The sustainable frame is the opposite. Low volume, high authenticity, long payoff. One genuine post per week in one or two subreddits where you have already built a comment history. Fifteen minutes a day of real participation across the rest of the week. Six months of that pattern and you have what almost no other creator has: trusted accounts in three or four niche communities where your link posts get upvoted instead of removed, and where one post can drive more qualified traffic than a month of LinkedIn impressions.
The payoff structure is also different from other platforms. A LinkedIn carousel peaks in 48 hours.
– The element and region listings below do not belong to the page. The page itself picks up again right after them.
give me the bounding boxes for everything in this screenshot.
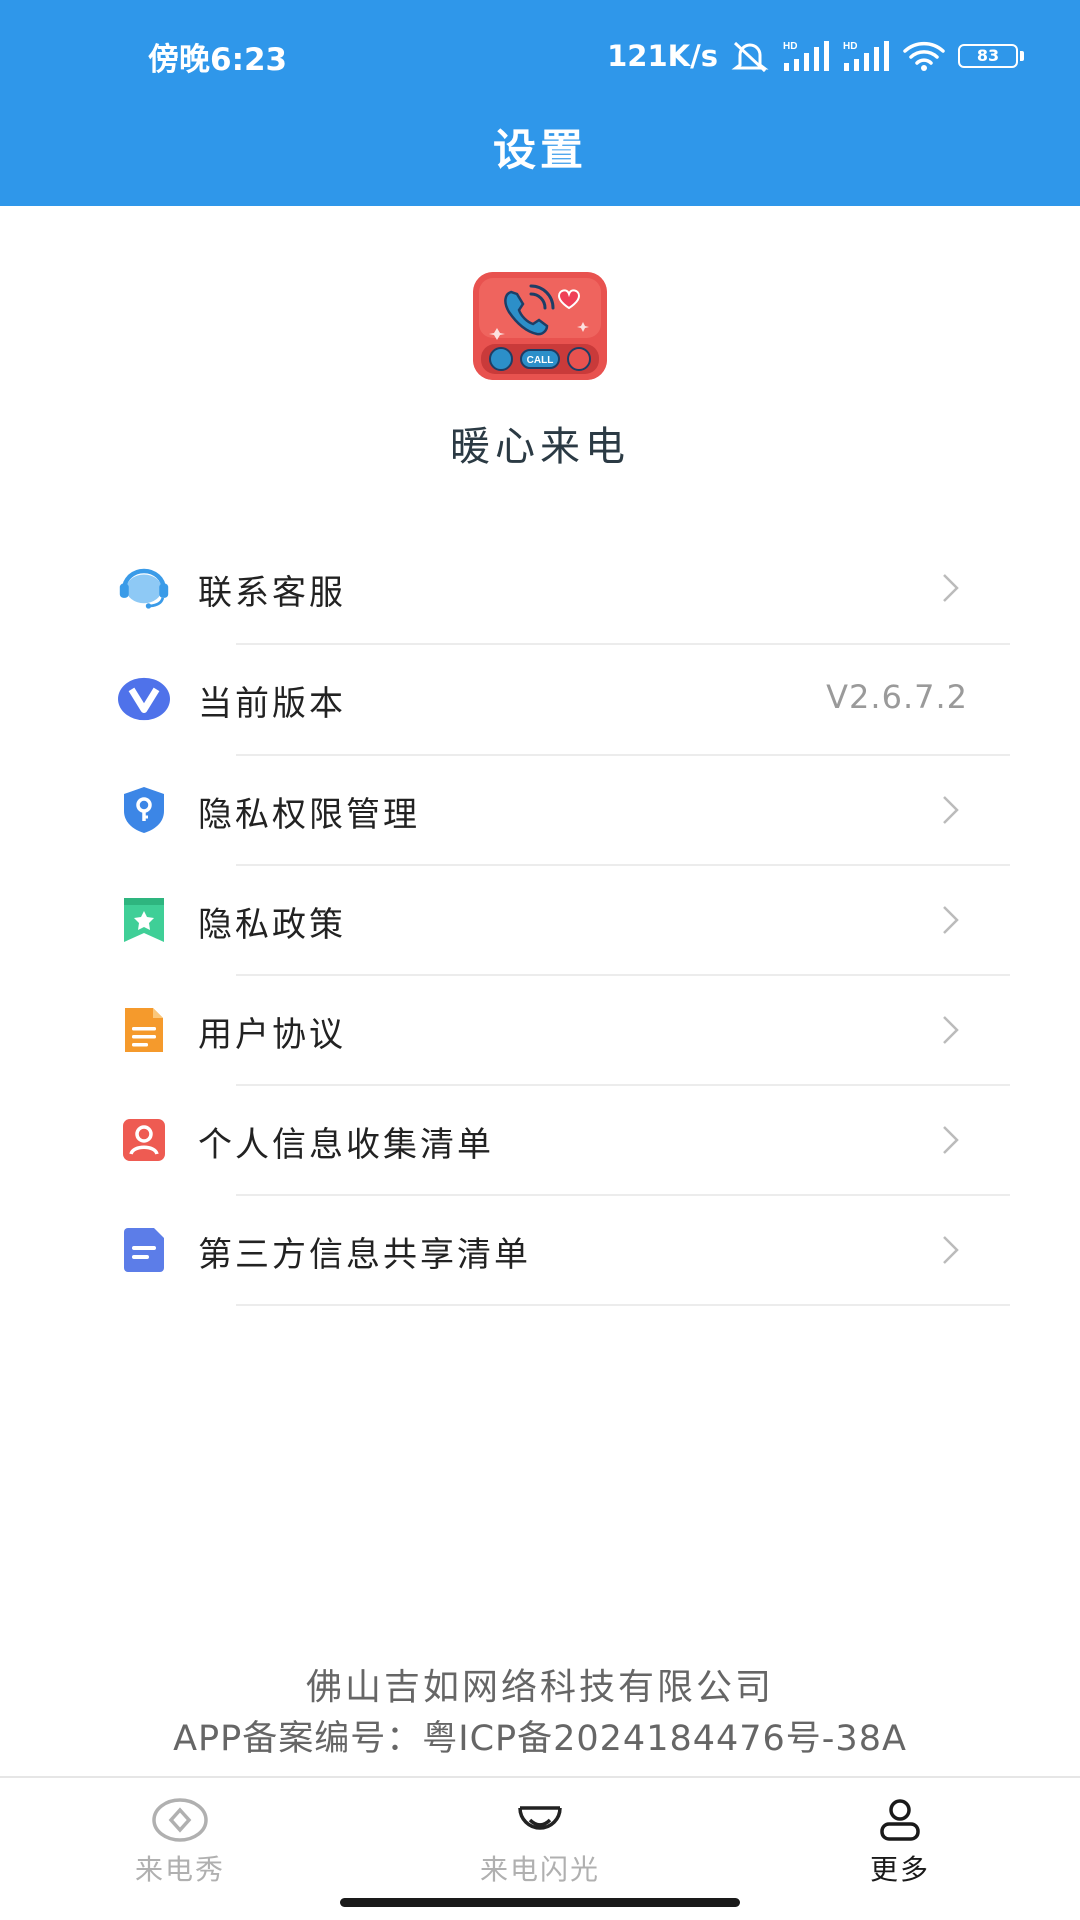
chevron-right-icon <box>943 1236 959 1264</box>
tab-label-caller-flash: 来电闪光 <box>479 1853 600 1886</box>
status-time: 傍晚6:23 <box>148 42 288 78</box>
bookmark-star-icon <box>118 894 170 946</box>
battery-level: 83 <box>958 44 1018 68</box>
person-card-icon <box>118 1114 170 1166</box>
tab-label-more: 更多 <box>869 1853 930 1886</box>
chevron-right-icon <box>943 574 959 602</box>
tab-more[interactable]: 更多 <box>800 1796 1000 1896</box>
menu-label-privacy-permissions: 隐私权限管理 <box>198 795 420 835</box>
signal-hd-label: HD <box>783 41 797 52</box>
shield-key-icon <box>118 784 170 836</box>
menu-item-privacy-policy[interactable]: 隐私政策 <box>0 865 1080 975</box>
net-speed: 121K/s <box>607 39 718 73</box>
page-title: 设置 <box>493 126 587 176</box>
app-logo: CALL <box>473 272 607 380</box>
footer-company: 佛山吉如网络科技有限公司 <box>305 1667 774 1708</box>
chevron-right-icon <box>943 796 959 824</box>
menu-label-privacy-policy: 隐私政策 <box>198 905 346 945</box>
footer-icp: APP备案编号：粤ICP备2024184476号-38A <box>173 1719 907 1759</box>
version-v-icon <box>118 673 170 725</box>
menu-item-version[interactable]: 当前版本 V2.6.7.2 <box>0 644 1080 754</box>
chevron-right-icon <box>943 1016 959 1044</box>
tab-caller-show[interactable]: 来电秀 <box>80 1796 280 1896</box>
tab-label-caller-show: 来电秀 <box>134 1853 225 1886</box>
person-icon <box>870 1796 930 1844</box>
divider <box>236 1304 1010 1306</box>
chevron-right-icon <box>943 906 959 934</box>
logo-call-text: CALL <box>527 355 554 366</box>
home-indicator[interactable] <box>340 1898 740 1907</box>
menu-item-third-party-share-list[interactable]: 第三方信息共享清单 <box>0 1195 1080 1305</box>
menu-label-third-party-share-list: 第三方信息共享清单 <box>198 1235 531 1275</box>
menu-item-personal-info-list[interactable]: 个人信息收集清单 <box>0 1085 1080 1195</box>
list-doc-icon <box>118 1224 170 1276</box>
app-name: 暖心来电 <box>450 424 630 470</box>
menu-item-user-agreement[interactable]: 用户协议 <box>0 975 1080 1085</box>
signal-hd-label-2: HD <box>843 41 857 52</box>
diamond-circle-icon <box>150 1796 210 1844</box>
chevron-right-icon <box>943 1126 959 1154</box>
menu-item-customer-service[interactable]: 联系客服 <box>0 533 1080 643</box>
version-value: V2.6.7.2 <box>826 678 968 716</box>
smile-face-icon <box>510 1796 570 1844</box>
tab-caller-flash[interactable]: 来电闪光 <box>440 1796 640 1896</box>
cell-signal-icon-2: HD <box>842 39 890 73</box>
cell-signal-icon: HD <box>782 39 830 73</box>
bell-muted-icon <box>730 39 770 73</box>
battery-icon: 83 <box>958 44 1024 68</box>
headset-icon <box>118 562 170 614</box>
menu-label-user-agreement: 用户协议 <box>198 1015 346 1055</box>
wifi-icon <box>902 40 946 72</box>
app-header: 傍晚6:23 121K/s HD HD 83 设置 <box>0 0 1080 206</box>
menu-label-personal-info-list: 个人信息收集清单 <box>198 1125 494 1165</box>
document-icon <box>118 1004 170 1056</box>
menu-label-version: 当前版本 <box>198 684 346 724</box>
menu-label-customer-service: 联系客服 <box>198 573 346 613</box>
status-bar-right: 121K/s HD HD 83 <box>607 36 1024 76</box>
menu-item-privacy-permissions[interactable]: 隐私权限管理 <box>0 755 1080 865</box>
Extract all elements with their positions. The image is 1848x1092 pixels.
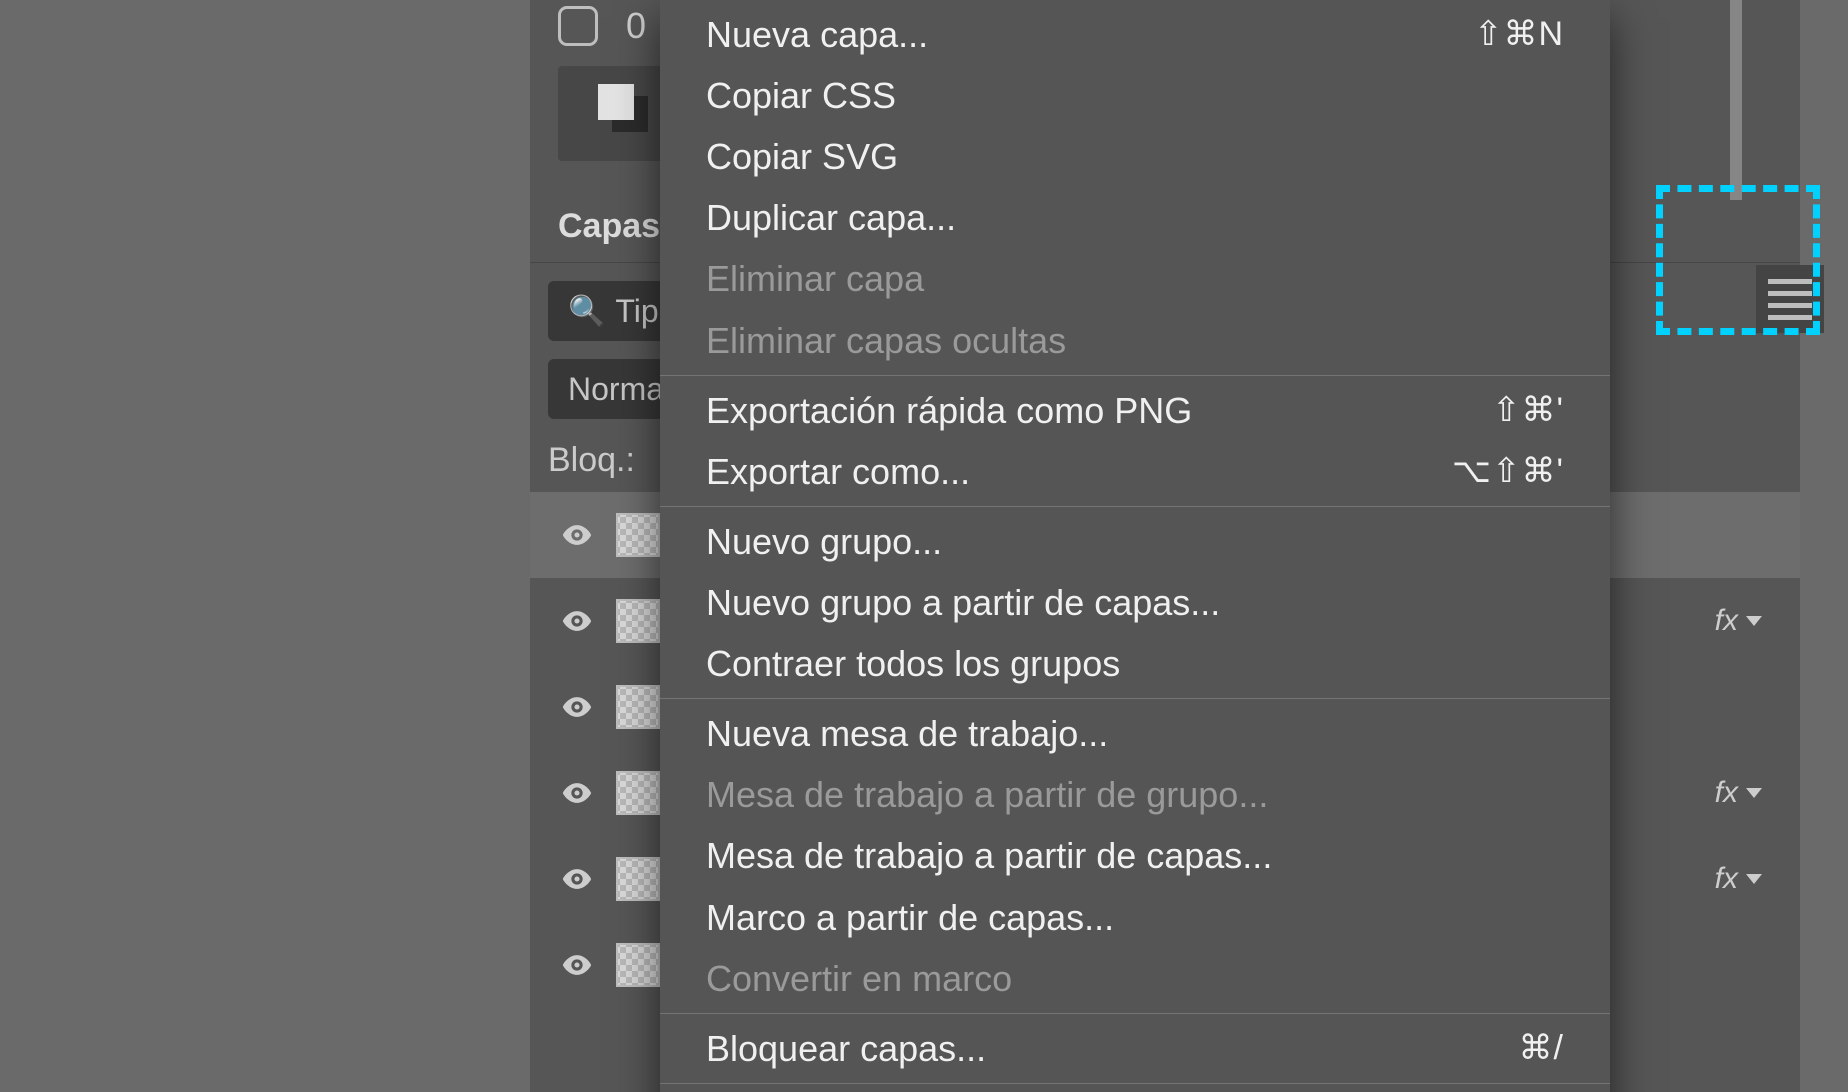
menu-item-label: Exportación rápida como PNG (706, 385, 1192, 436)
menu-item: Eliminar capas ocultas (660, 310, 1610, 371)
panel-menu-button[interactable] (1756, 265, 1824, 333)
layer-thumbnail[interactable] (616, 513, 660, 557)
stroke-width-value: 0 (626, 5, 646, 47)
menu-item[interactable]: Exportar como... ⌥⇧⌘' (660, 441, 1610, 502)
menu-item-label: Nuevo grupo a partir de capas... (706, 577, 1220, 628)
menu-item[interactable]: Copiar SVG (660, 126, 1610, 187)
eye-icon (560, 518, 594, 552)
menu-item-label: Eliminar capa (706, 253, 924, 304)
menu-item-shortcut: ⇧⌘' (1492, 386, 1564, 434)
menu-item-shortcut: ⌥⇧⌘' (1452, 447, 1564, 495)
layer-fx-indicator[interactable]: fx (1715, 862, 1778, 896)
chevron-down-icon (1746, 616, 1762, 626)
layer-fx-indicator[interactable]: fx (1715, 604, 1778, 638)
menu-item-label: Marco a partir de capas... (706, 892, 1114, 943)
eye-icon (560, 948, 594, 982)
layer-fx-indicator[interactable]: fx (1715, 776, 1778, 810)
rounded-rect-icon (558, 6, 598, 46)
menu-item[interactable]: Duplicar capa... (660, 187, 1610, 248)
menu-item-label: Copiar SVG (706, 131, 898, 182)
menu-item[interactable]: Bloquear capas... ⌘/ (660, 1018, 1610, 1079)
chevron-down-icon (1746, 874, 1762, 884)
menu-item-label: Nueva mesa de trabajo... (706, 708, 1108, 759)
menu-item-label: Exportar como... (706, 446, 970, 497)
menu-item-shortcut: ⇧⌘N (1474, 10, 1564, 58)
menu-item-label: Mesa de trabajo a partir de capas... (706, 830, 1272, 881)
menu-item[interactable]: Contraer todos los grupos (660, 633, 1610, 694)
visibility-toggle[interactable] (552, 690, 602, 724)
visibility-toggle[interactable] (552, 604, 602, 638)
right-divider (1729, 0, 1743, 200)
layer-thumbnail[interactable] (616, 771, 660, 815)
menu-item[interactable]: Mesa de trabajo a partir de capas... (660, 825, 1610, 886)
layers-panel-menu: Nueva capa... ⇧⌘N Copiar CSS Copiar SVG Dupl… (660, 0, 1610, 1092)
menu-item-label: Duplicar capa... (706, 192, 956, 243)
eye-icon (560, 690, 594, 724)
tab-layers[interactable]: Capas (548, 203, 670, 250)
overlap-icon (598, 84, 658, 144)
menu-item[interactable]: Marco a partir de capas... (660, 887, 1610, 948)
menu-item-label: Contraer todos los grupos (706, 638, 1120, 689)
fx-label: fx (1715, 776, 1738, 810)
menu-item-label: Bloquear capas... (706, 1023, 986, 1074)
fx-label: fx (1715, 862, 1738, 896)
menu-item-label: Nueva capa... (706, 9, 928, 60)
layer-thumbnail[interactable] (616, 599, 660, 643)
menu-item: Eliminar capa (660, 248, 1610, 309)
menu-item-label: Mesa de trabajo a partir de grupo... (706, 769, 1268, 820)
menu-item: Mesa de trabajo a partir de grupo... (660, 764, 1610, 825)
layer-thumbnail[interactable] (616, 857, 660, 901)
menu-item[interactable]: Copiar CSS (660, 65, 1610, 126)
menu-item[interactable]: Nueva capa... ⇧⌘N (660, 4, 1610, 65)
eye-icon (560, 776, 594, 810)
menu-item[interactable]: Convertir en objeto inteligente (660, 1088, 1610, 1092)
layer-thumbnail[interactable] (616, 685, 660, 729)
fx-label: fx (1715, 604, 1738, 638)
eye-icon (560, 862, 594, 896)
menu-item-label: Nuevo grupo... (706, 516, 942, 567)
eye-icon (560, 604, 594, 638)
layer-thumbnail[interactable] (616, 943, 660, 987)
menu-item[interactable]: Nuevo grupo a partir de capas... (660, 572, 1610, 633)
menu-item-shortcut: ⌘/ (1519, 1024, 1564, 1072)
visibility-toggle[interactable] (552, 862, 602, 896)
blend-mode-label: Norma (568, 371, 664, 408)
visibility-toggle[interactable] (552, 776, 602, 810)
menu-item: Convertir en marco (660, 948, 1610, 1009)
menu-item-label: Copiar CSS (706, 70, 896, 121)
search-icon: 🔍 (568, 294, 605, 329)
search-filter-label: Tip (615, 293, 658, 330)
menu-item-label: Convertir en marco (706, 953, 1012, 1004)
menu-item[interactable]: Exportación rápida como PNG ⇧⌘' (660, 380, 1610, 441)
visibility-toggle[interactable] (552, 948, 602, 982)
visibility-toggle[interactable] (552, 518, 602, 552)
menu-item-label: Eliminar capas ocultas (706, 315, 1066, 366)
chevron-down-icon (1746, 788, 1762, 798)
menu-item[interactable]: Nueva mesa de trabajo... (660, 703, 1610, 764)
lock-label: Bloq.: (548, 441, 635, 480)
menu-item[interactable]: Nuevo grupo... (660, 511, 1610, 572)
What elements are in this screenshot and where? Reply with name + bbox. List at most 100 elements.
A Reddit post can keep pulling search traffic for years — Reddit threads rank in Google long after the original conversation ends, and a single well-received post in a high-authority subreddit can become a long-tail traffic source for your blog without any further effort.
Reddit fits inside the larger content repurposing workflow as one platform among seven, but it is the one that demands the most rewriting and the most account-level patience. The good news is that the same source material that becomes a Telegram post, an Instagram carousel, and an email newsletter can also become a Reddit-native draft in the same content batching workflow — the editorial framing changes, the underlying ideas do not.
Start this week with one move. Pick two subreddits in your niche. Read their rules. Make two genuine comments in each. That is it. The link post is a month away. The patience is the entire system, and the creators who learn to adapt one blog post for multiple platforms with Reddit-native framing on the Reddit side are the ones still pulling distribution from the platform in year three.